Now, will NIH ask for funding for new sanctuary space? That, it seems to me, is within the purview of the Working Group on the Use of Chimpanzees in NIH Research. I don’t see how they can fail to recommend it, but even if they do, the earliest budget would be for fiscal year 2014. Stay with me here…
The working group’s recommendations are due in January. We may think there is plenty of time for the President to include any funding requests in his annual detailed budget proposal for fiscal year 2014, usually delivered in February, but, in fact, the process of assembling the 2014 budget is already well underway. (Federal agencies are making their case NOW, internally within the Administration, for budgets that will begin in October 2014.) Unless NIH is asking for the funds before they officially receive the working group’s recommendations, funding for new sanctuary space will not be in the President’s budget request.
Regardless of whether NIH asks for the funding, or whether the President includes it in his budget request, Congress has to appropriate it. And here is where the ape welfare advocacy is, so far, lamentably missing in action.
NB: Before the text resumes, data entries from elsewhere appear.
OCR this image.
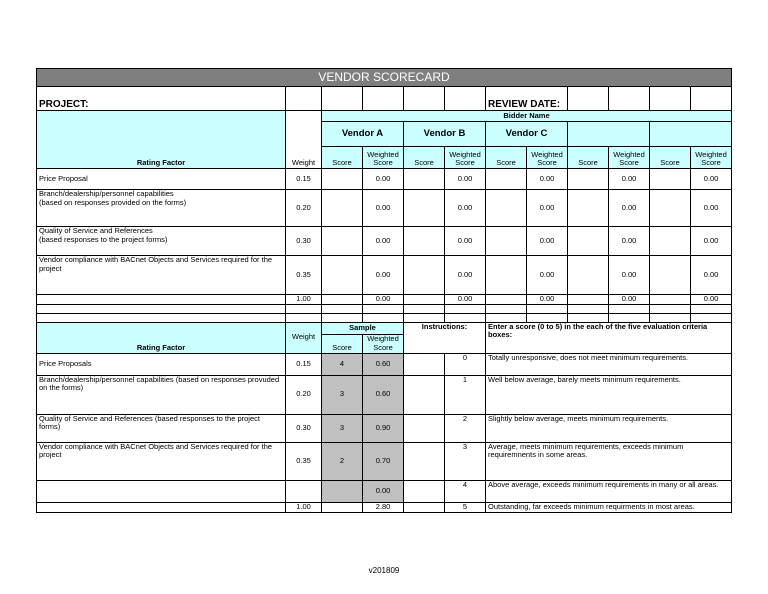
VENDOR SCORECARD											
PROJECT:						REVIEW DATE:					
Rating Factor	Weight	Bidder Name									
		Vendor A		Vendor B		Vendor C					
		Score	Weighted Score	Score	Weighted Score	Score	Weighted Score	Score	Weighted Score	Score	Weighted Score
Price Proposal	0.15		0.00		0.00		0.00		0.00		0.00
Branch/dealership/personnel capabilities
(based on responses provided on the forms)	0.20		0.00		0.00		0.00		0.00		0.00
Quality of Service and References
(based responses to the project forms)	0.30		0.00		0.00		0.00		0.00		0.00
Vendor compliance with BACnet Objects and Services required for the project	0.35		0.00		0.00		0.00		0.00		0.00
	1.00		0.00		0.00		0.00		0.00		0.00

Rating Factor	Weight	Sample		Instructions:		Enter a score (0 to 5) in the each of the five evaluation criteria boxes:					
		Score	Weighted Score								
Price Proposals	0.15	4	0.60		0	Totally unresponsive, does not meet minimum requirements.					
Branch/dealership/personnel capabilities (based on responses provuded on the forms)	0.20	3	0.60		1	Well below average, barely meets minimum requirements.					
Quality of Service and References (based responses to the project forms)	0.30	3	0.90		2	Slightly below average, meets minimum requirements.					
Vendor compliance with BACnet Objects and Services required for the project	0.35	2	0.70		3	Average, meets minimum requirements, exceeds minimum requiremnents in some areas.					
			0.00		4	Above average, exceeds minimum requirements in many or all areas.					
	1.00		2.80		5	Outstanding, far exceeds minimum requirments in most areas.					
v201809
Last spring I met with former congressional appropriations staff members. No animal welfare advocacy group had come to them to discuss funding, they said. They hear from the groups that get federal money, but rarely from any advocacy groups. Maybe things have changed since these staffers left Congress and turned into lobbyists, but I haven’t seen it. For the most part, animal welfare organizations go all out asking for support for this bill or that bill, and focus on public hearings for substantive legislation , but they aren’t involved in the process that counts: deciding who gets the money, and how much, and for what purpose.
So, what do we do? I strongly recommend that chimpanzee welfare advocates join forces and hire a lobbyist who can work with the complex appropriation process. Sanctuaries and the animal welfare organizations need to make sure that increasingly scarce federal funds get to NIH so construction can begin in earnest. I understand that many advocacy groups are not allowed to spend money to lobby Congress. So maybe it is time to start a new organization, specifically and solely focused on political and legislative advocating for the chimpanzees, with the moral backing of the great ape community. It is never too early to start. In fact, we are running late.


  1. Once again Dawn, you have educated us on important issues. Thanks for continuing to write so clearly about issues that can be so complex !!

  2. I agree that those who care need to do more to get these chimps free from their suffering. One more letter or phone call is all it takes sometimes to get results to help the apes.